The cast, although not the best ever, is as fine as could be assembled in 1953 and this studio recording was made immediately after a live run in Vienna. While that ensures that the performance does not sound studio-bound it would also account for the fact that Mödl sometimes appears rather tired and strained, finding difficulty in centring and sustaining her tone and negotiating a good few moments of hoarseness. Her voice was always cloudy - even strange at times - and there is a fair amount of unsteadiness, scooping and too much of the gulping, glottal attack which could mar her singing. That said, she is also highly involved, creating real electricity every time she opens her mouth. The incredibly demanding "O namenlose Freude!" is intensely dramatic and she hits a whopping, nervy top B in "Abscheulicher". Jurinac's Marzelline is rather staid and matronly but beautifully sung. Her Jacquino is robustly sung by Rudolf Schock who sounds as if he could make a stab at Florestan. Frick gives us his near ideal Rocco: a warm, simple old soul with the blackest of basses. Otto Edelmann's Pizarro is a conventional villain of no special distinction and a tendency to distort both the vowels and his vocal production in order to hit top notes. Alfred Poell is a surprisingly firm and effective Don Fernando.

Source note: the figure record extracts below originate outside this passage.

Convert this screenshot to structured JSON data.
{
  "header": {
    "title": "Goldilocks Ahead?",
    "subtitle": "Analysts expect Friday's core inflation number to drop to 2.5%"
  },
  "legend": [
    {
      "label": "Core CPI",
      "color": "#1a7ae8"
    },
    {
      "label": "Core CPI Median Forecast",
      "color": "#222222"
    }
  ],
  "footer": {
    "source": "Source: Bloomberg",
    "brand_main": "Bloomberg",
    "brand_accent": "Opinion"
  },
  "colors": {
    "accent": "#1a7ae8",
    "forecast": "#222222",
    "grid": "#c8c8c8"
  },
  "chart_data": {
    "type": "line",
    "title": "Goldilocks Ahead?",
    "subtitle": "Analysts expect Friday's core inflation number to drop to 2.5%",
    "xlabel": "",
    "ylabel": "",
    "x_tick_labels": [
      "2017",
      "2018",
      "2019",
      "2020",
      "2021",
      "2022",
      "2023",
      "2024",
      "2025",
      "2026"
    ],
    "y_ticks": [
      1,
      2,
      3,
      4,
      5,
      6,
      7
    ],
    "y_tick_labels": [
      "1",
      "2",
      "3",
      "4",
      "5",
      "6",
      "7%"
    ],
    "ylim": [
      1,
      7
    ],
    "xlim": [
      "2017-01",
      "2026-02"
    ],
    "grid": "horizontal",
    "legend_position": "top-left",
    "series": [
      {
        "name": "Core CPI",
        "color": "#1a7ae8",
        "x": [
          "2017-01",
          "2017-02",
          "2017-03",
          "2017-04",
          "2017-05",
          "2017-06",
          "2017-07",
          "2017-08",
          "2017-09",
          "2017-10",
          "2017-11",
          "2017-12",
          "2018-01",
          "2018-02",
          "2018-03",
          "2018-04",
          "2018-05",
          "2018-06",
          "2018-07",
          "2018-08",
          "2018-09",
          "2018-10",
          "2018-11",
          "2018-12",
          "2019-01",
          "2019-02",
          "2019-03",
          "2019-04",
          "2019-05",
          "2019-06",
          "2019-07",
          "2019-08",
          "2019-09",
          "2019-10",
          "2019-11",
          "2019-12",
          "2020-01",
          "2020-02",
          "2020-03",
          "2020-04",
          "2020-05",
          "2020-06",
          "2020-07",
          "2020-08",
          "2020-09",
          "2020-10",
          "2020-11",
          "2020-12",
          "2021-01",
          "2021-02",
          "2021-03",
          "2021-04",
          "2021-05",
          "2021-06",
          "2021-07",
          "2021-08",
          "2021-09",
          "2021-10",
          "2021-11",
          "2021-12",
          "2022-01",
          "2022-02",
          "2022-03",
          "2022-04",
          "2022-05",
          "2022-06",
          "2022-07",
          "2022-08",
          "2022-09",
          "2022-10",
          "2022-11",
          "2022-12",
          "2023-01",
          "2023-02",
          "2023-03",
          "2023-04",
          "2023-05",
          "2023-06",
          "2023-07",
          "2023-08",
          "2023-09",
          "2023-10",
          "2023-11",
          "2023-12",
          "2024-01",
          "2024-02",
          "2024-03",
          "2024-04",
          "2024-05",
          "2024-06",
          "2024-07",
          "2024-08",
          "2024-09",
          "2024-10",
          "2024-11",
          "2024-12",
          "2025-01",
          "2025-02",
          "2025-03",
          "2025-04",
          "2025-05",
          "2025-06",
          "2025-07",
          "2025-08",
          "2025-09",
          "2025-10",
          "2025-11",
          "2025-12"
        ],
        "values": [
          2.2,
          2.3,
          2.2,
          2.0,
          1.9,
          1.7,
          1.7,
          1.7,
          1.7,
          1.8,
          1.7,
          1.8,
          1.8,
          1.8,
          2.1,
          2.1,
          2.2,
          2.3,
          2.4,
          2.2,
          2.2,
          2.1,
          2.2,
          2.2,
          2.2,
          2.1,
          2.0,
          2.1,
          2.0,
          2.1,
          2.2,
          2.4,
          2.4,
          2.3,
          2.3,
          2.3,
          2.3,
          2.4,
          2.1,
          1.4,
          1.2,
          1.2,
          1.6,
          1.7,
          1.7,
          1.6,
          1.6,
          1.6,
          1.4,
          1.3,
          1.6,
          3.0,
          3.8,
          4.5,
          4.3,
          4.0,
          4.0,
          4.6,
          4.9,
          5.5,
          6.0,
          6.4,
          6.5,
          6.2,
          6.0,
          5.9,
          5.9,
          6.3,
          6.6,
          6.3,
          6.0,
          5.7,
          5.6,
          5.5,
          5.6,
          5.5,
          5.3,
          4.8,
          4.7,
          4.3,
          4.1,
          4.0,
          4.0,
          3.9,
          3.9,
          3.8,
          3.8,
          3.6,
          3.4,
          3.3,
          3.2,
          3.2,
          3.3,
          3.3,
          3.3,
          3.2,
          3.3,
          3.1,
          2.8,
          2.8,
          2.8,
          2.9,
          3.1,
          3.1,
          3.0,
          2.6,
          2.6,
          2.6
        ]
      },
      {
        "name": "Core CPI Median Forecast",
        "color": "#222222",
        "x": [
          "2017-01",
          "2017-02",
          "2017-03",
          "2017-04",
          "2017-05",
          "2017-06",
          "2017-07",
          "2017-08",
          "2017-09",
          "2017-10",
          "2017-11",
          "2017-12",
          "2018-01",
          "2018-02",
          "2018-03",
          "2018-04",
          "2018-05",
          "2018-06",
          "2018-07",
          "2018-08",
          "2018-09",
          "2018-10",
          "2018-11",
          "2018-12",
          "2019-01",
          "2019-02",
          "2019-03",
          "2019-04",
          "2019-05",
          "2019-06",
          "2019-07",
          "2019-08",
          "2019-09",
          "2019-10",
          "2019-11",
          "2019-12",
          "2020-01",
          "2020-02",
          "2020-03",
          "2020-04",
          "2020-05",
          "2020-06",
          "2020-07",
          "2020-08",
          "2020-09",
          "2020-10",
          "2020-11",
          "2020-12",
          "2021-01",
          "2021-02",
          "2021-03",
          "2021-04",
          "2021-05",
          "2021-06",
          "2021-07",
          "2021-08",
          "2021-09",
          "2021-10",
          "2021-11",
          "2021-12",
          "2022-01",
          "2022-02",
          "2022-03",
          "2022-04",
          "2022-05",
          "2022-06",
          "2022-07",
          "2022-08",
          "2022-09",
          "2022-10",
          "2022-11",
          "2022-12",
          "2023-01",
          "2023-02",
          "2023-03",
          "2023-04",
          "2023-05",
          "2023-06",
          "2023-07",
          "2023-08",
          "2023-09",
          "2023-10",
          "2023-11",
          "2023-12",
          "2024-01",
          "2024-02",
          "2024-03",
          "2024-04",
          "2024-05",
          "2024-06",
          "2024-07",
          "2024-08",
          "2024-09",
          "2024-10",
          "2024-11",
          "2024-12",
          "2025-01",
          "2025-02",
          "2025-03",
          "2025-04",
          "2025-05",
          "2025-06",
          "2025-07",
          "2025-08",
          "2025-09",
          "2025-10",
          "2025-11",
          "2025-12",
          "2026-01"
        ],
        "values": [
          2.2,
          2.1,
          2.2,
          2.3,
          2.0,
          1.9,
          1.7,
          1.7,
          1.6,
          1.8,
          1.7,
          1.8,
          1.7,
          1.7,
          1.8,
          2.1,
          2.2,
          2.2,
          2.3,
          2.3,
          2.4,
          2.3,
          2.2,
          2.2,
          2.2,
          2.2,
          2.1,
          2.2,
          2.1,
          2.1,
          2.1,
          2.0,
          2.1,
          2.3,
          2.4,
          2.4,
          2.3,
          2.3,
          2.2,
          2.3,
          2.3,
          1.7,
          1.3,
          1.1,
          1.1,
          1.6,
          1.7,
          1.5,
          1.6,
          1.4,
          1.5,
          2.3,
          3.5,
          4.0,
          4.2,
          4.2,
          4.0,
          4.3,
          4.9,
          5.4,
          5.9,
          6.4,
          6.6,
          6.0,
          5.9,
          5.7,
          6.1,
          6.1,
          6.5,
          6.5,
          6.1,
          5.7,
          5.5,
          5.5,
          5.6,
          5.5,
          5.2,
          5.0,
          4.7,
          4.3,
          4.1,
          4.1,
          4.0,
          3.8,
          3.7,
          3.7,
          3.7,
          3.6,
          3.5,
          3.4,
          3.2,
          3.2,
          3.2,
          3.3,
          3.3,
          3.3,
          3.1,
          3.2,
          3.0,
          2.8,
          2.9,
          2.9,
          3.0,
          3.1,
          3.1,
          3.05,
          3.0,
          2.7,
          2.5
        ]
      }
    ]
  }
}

Furtwängler's handling of the introduction to Act 2 is massive and portentous, the orchestra playing with wonderfully full, burnished tone. Windgassen was never quite the echt heldentenor in my judgement but here he is young and sappier of voice than in later years. His Florestan is very sympathetic and smooth-voiced, less heroic than is ideal but indubitably up to the music. He successfully suggests a man who is both mentally and physically exhausted without sounding vocally weak. That doesn’t stop me wishing that he hadn’t ducked the expressive challenge provided by the long melismata on “Leiden” in the introduction to his big aria - an effect that Vickers makes so moving. His conductor is considerate to him and his monologue becomes almost a melancholy meditation at a pace considerably slower than is customary.
 
There have been many previous bargain issues of this classic recording including an excellent one on Zyx. If you already own that, I wouldn’t necessarily urge you to exchange it for this Pristine re-mastering. The sound was always more than acceptable for a clean mono recording from 1953 but there is no doubt that Andrew Rose has worked his usual magic by giving us a cleaned-up issue in “Ambient Stereo”. Jurinac’s voice emerges with greater purity, Mödl has more catch and resin in her tone and there is more depth in the bass frequencies. The absence of dialogue is a grievous omission and in the long run this cannot be preferred over the classic Klemperer set with Ludwig and Vickers. It remains however a mighty testament to a great conductor’s vision of this stand-alone opera.
 
One curiosity as a foot-note: Andrew Rose in his notes remarks that for this recording Hermann Gallos was replaced as First Prisoner by one “Alwin Hendricks”. I am happy to be proved wrong, but whereas the Second Prisoner is sung by Franz Bierbach, who has a discography and sang regularly in Germany during at that time, there is no record otherwise of any such singer. My ears suggest to me that we are hearing Rudolf Schock doubling up in the role under a pseudonym. Such little deceptions are hardly unprecedented: Nicola Zaccaria sang a firm-voiced mandarin under the sobriquet “Giulio Mauri” in the Callas “Turandot” in order to allow an inadequate or indisposed fellow-singer still to be paid.